②『プリンシプルのない日本』(白洲次郎著)。戦後復興と新憲法制定に尽力し、GHQにも臆することなく自らの信念を貫いたことから、「従順ならざる唯一の日本人」と称された白洲次郎の生き方を描いた一冊です。吉田茂のブレーンとして貿易庁長官を務める一方、ケンブリッジ大学で学び、リーバイスやセビル・ロウの装いを粋に着こなし、スポーツや農作業を愛した人物でもありました。揺るぎないプリンシプルと気骨、そしてダンディズムを生涯貫いた姿に深く共感しています。
③私が取り上げた赤ちゃんが成長し、やがて結婚して、そのお子さんを再び私が取り上げる。このように命のバトンを受け継ぐ瞬間に立ち会えることは、産婦人科医として何ものにも代え難い幸福であり、大きな喜びです。
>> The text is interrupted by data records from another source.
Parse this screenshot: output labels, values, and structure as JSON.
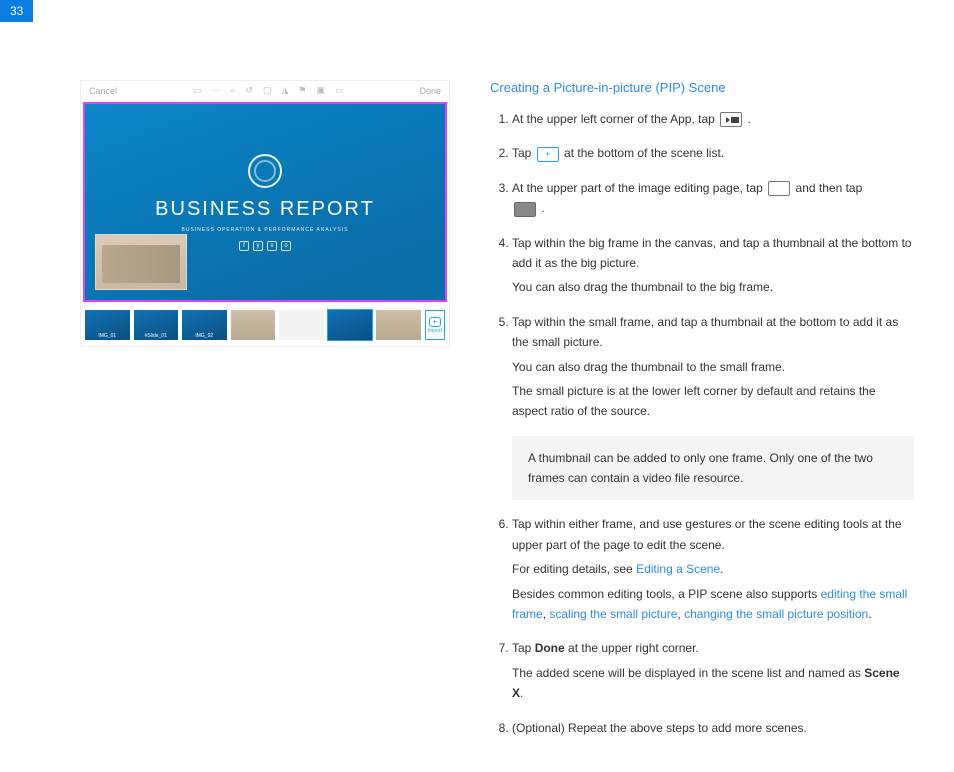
{
  "page_number": "33",
  "editor": {
    "cancel": "Cancel",
    "done": "Done",
    "canvas_title": "BUSINESS REPORT",
    "canvas_subtitle": "BUSINESS OPERATION & PERFORMANCE ANALYSIS",
    "thumbs": [
      "IMG_01",
      "#Slide_01",
      "IMG_02",
      "",
      "",
      "",
      ""
    ],
    "import": "Import"
  },
  "section_title": "Creating a Picture-in-picture (PIP) Scene",
  "steps": {
    "s1_a": "At the upper left corner of the App, tap ",
    "s1_b": " .",
    "s2_a": "Tap ",
    "s2_b": " at the bottom of the scene list.",
    "s3_a": "At the upper part of the image editing page, tap ",
    "s3_b": " and then tap ",
    "s3_c": " .",
    "s4_a": "Tap within the big frame in the canvas, and tap a thumbnail at the bottom to add it as the big picture.",
    "s4_b": "You can also drag the thumbnail to the big frame.",
    "s5_a": "Tap within the small frame, and tap a thumbnail at the bottom to add it as the small picture.",
    "s5_b": "You can also drag the thumbnail to the small frame.",
    "s5_c": "The small picture is at the lower left corner by default and retains the aspect ratio of the source.",
    "s6_a": "Tap within either frame, and use gestures or the scene editing tools at the upper part of the page to edit the scene.",
    "s6_b_pre": "For editing details, see ",
    "s6_b_link": "Editing a Scene",
    "s6_b_post": ".",
    "s6_c_pre": "Besides common editing tools, a PIP scene also supports ",
    "s6_c_l1": "editing the small frame",
    "s6_c_sep1": ", ",
    "s6_c_l2": "scaling the small picture",
    "s6_c_sep2": ", ",
    "s6_c_l3": "changing the small picture position",
    "s6_c_post": ".",
    "s7_a_pre": "Tap ",
    "s7_a_bold": "Done",
    "s7_a_post": " at the upper right corner.",
    "s7_b_pre": "The added scene will be displayed in the scene list and named as ",
    "s7_b_bold": "Scene X",
    "s7_b_post": ".",
    "s8": "(Optional) Repeat the above steps to add more scenes."
  },
  "note": "A thumbnail can be added to only one frame. Only one of the two frames can contain a video file resource.",
  "icons": {
    "plus": "+"
  }
}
④組織強化は、本会にとって最も重要な課題の一つです。2025年12月1日現在、会員数は178,583人となり、過去最高を更新することができました。これはひとえに先生方のご理解とご尽力の賜物であり、心より感謝申し上げます。次なる目標は、会員数1%増です。その実現には、地方と中央、都道府県医師会と本会との相互理解を一層深めることが不可欠です。地域の先生方と忌憚(きたん)のない議論を重ね、目線を一つにし、一致団結して協働することこそが、真の組織強化につながるものと考えています。産婦人科分野では、健康保険法の改正に伴い、「出産費用の無償化」に関する議論が大詰めを迎えています。世界に誇る安心・安全な周産期医療体制を将来にわたって維持し、医療機関を守るため、責任を持って議論に臨んでまいります。また、医師賠償責任保険制度、医師の働き方改革、周産期医療、国際分野を担当し、世界医師会を始め、アメリカ医師会、ドイツ医師会の年次総会、韓国医師会などの国際会議に出席し、日本医師会のプレゼンス向上に努めています。今後とも、先生方のご理解とご支援を賜りながら、情熱と仁をもって諸課題に真摯に取り組んでまいります。引き続き、よろしくお願い申し上げます。